Ancora una volta possiamo notare che gli abitanti dell’altro mondo usano venire presso i mortali, per così dire, in incognito. Come Heurtebise e come il cavallo, anche la Morte ha bisogno di mantenere celata la sua identità; per potere svolgere il suo lavoro, essa deve contravvenire alle aspettative degli uomini e mostrarsi in maniera del tutto differente da come questi se la rappresentano.
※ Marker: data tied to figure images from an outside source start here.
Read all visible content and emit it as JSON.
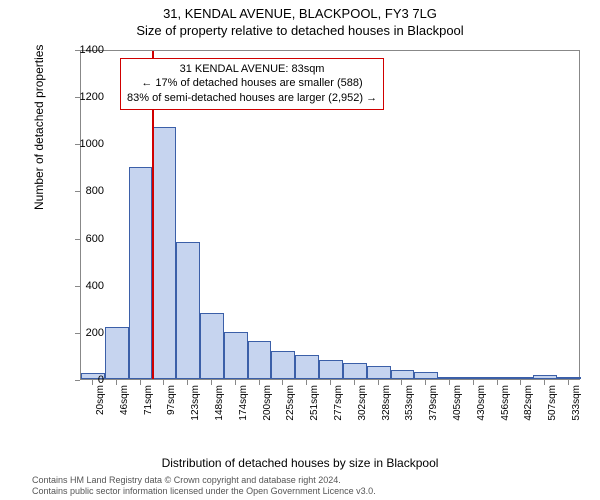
{
  "title_line1": "31, KENDAL AVENUE, BLACKPOOL, FY3 7LG",
  "title_line2": "Size of property relative to detached houses in Blackpool",
  "ylabel": "Number of detached properties",
  "xlabel": "Distribution of detached houses by size in Blackpool",
  "chart": {
    "type": "histogram",
    "bar_fill": "#c6d4ef",
    "bar_border": "#3b5fa8",
    "background_color": "#ffffff",
    "border_color": "#888888",
    "marker_color": "#d00000",
    "marker_x_value": 83,
    "ylim": [
      0,
      1400
    ],
    "ytick_step": 200,
    "yticks": [
      0,
      200,
      400,
      600,
      800,
      1000,
      1200,
      1400
    ],
    "x_labels": [
      "20sqm",
      "46sqm",
      "71sqm",
      "97sqm",
      "123sqm",
      "148sqm",
      "174sqm",
      "200sqm",
      "225sqm",
      "251sqm",
      "277sqm",
      "302sqm",
      "328sqm",
      "353sqm",
      "379sqm",
      "405sqm",
      "430sqm",
      "456sqm",
      "482sqm",
      "507sqm",
      "533sqm"
    ],
    "values": [
      25,
      220,
      900,
      1070,
      580,
      280,
      200,
      160,
      120,
      100,
      80,
      70,
      55,
      40,
      30,
      10,
      10,
      8,
      5,
      15,
      5
    ],
    "label_fontsize": 12,
    "tick_fontsize": 11
  },
  "callout": {
    "line1": "31 KENDAL AVENUE: 83sqm",
    "line2": "← 17% of detached houses are smaller (588)",
    "line3": "83% of semi-detached houses are larger (2,952) →",
    "border_color": "#d00000",
    "fontsize": 11
  },
  "footer": {
    "line1": "Contains HM Land Registry data © Crown copyright and database right 2024.",
    "line2": "Contains public sector information licensed under the Open Government Licence v3.0.",
    "fontsize": 9,
    "color": "#555555"
  }
}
La Morte entra dunque in scena per compiere il suo lavoro in abito da sera, accompagnata da due aiutanti in camice da chirurghi, mascherina di garza e guanti di lattice. I personaggi escono fuori dallo specchio, secondo la norma per cui, come spiega Heurtebise ad Orfeo, “les miroirs sont les portes par lesquelles la Mort va et vient”. I tre personaggi intraprendono un misterioso rituale per provocare il passaggio di Euridice dalla vita alla morte. La Morte indossa anche lei un camice sopra il vestito, lava le mani con l’alcool e infila dei guanti da chirurgo. Azraël mette in moto un rumoroso marchingegno che ricorda un elettrogeno e regola delle manopole seguendo le indicazioni dettategli dalla Morte. Questa intanto si è fatta bendare gli occhi e comincia ad eseguire una “gesticulation lente de masseuse et d’hypnotiseur autour d’une tête invisible”. Infine la Morte arrotola una bobina di filo che esce fuori dalla camera di Euridice, ad un’estremità del quale è attaccata una colomba; mentre i due aiutanti gesticolano in maniera bizzarra, la Morte taglia il filo e la colomba vola via. Dopo avere consumato questo rituale i tre scompaiono da dove sono venuti.
Azraël è alle dipendenze della Morte da molto più tempo di Raphaël, che appare impacciato ed ancora poco avvezzo alle regole del mondo dei morti. Fra la Morte, Azraël e Raphaël intercorrono gli stessi rapporti gerarchici che fra la principessa, Heurtebise e Cégeste nel film. Infatti tocca ad Azraël spiegare al suo collega:
La Mort, pour toucher les choses de la vie, traverse un élément qui les déforme et les déplace. Nos appareils lui permettent de les toucher où elle les voit, ce qui évite des calculs et une perte de temps considérable.
Ecco spiegata la funzione dei gesti e dei macchinari che vengono utilizzati per effettuare il trapasso di Euridice. L’apparecchio elettrico è una sorta di commutatore dimensionale, un equivalente tecnologico dello specchio, del sogno e dell’oppio: esso permette di aprire una breccia nel confine fra i differenti sistemi dimensionali mettendoli così in comunicazione. Cocteau qui dimostra lo stesso interesse per un certo filone scientifico che si manifesterà poi più chiaramente nel Journal d’un inconnu.